Friday, October 14, 2011

Siberia Claims Evidence of Yeti




Folks are starting to become braver in their pronouncements on the existence of large bipedal primates in the wilds of temperate North America and Asia.  Here again we have more reports of hair and footprints and the like.

More importantly, the technology available now is beginning to be deployed and actual image capture is now inevitable during the next several years.  Such images will bring in the professional trackers and the budgets needed to actually capture specimens.

I remind my readers that we have approaching 10,000 individual first class reports describing the Sasquatch in North America in every State and Province.  Were the creature a cougar, there would be no dispute whatsoever regarding any one of those reports.

As more data comes in globally, it is also clear that a number of different sub species of bipedal primates exist including the yeti.  Other information suggests that they actually may live in small troops like gorillas and that we spot roving members on reconnaissance.  Other information has also picked up couples with child also.

Once an original discovery is properly achieved and documented, the flood gates will open as it then becomes legitimate research.  With ample resources and ample boots in the woods, it will be relatively easy to come up with plenty of additional data.  The main trick is to place cameras to capture nocturnal traffic.

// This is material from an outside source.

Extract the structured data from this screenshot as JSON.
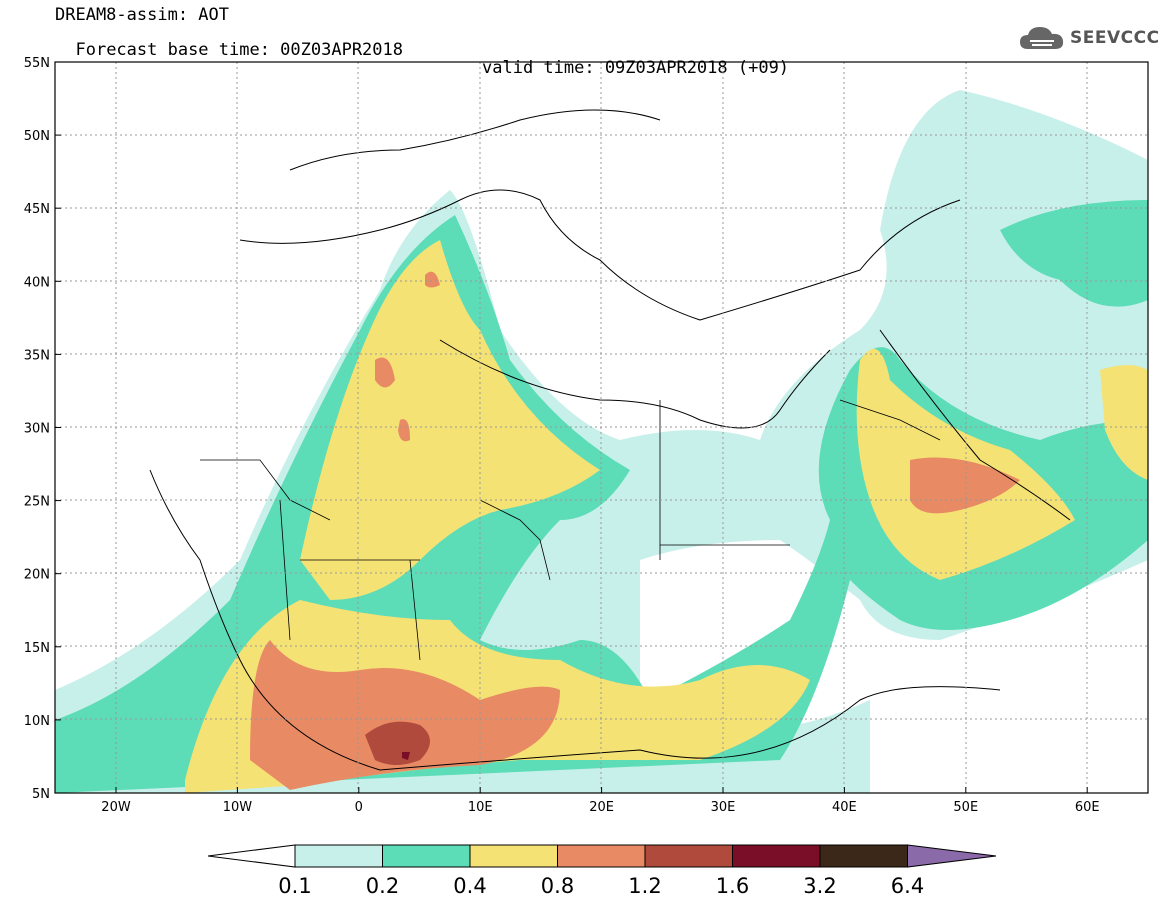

There are also several less common nocturnal creatures out there awaiting discovery that may also be identified.  However, the Sasquatch is the big one and also the most populous.

Siberia claims to find evidence of yeti



Officials in Siberia say they have found "indisputable proof" of the existence of yetis.

Local government officials in Kemerovo said footprints and possibly even hair samples belonging to the yeti - or abominable snowman - had been found on a research trip.

"During the expedition to the Azasskaya cave, conference participants gathered indisputable proof that the Shoria mountains are inhabited by the Snow Man," the Kemerovo region administration said.

The expedition was organised after Kemerovo's governor invited researchers from the US, Canada, and other countries to share their research and stories of encounters with the creature at a conference.

"They found his footprints, his supposed bed, and various markers with which the yeti marks his territory," the statement said. The 'evidence' will be analysed in a special laboratory, it continued.

Kemerovo region's Shoria is a sparsely populated territory in Western Siberia that has historically been a territory of coal and metal mining.

The region, the administrative centre of Kuznetsk coal basin, has pursued the elusive yeti for several years as it tries to develop tourism into its mostly industrial economy.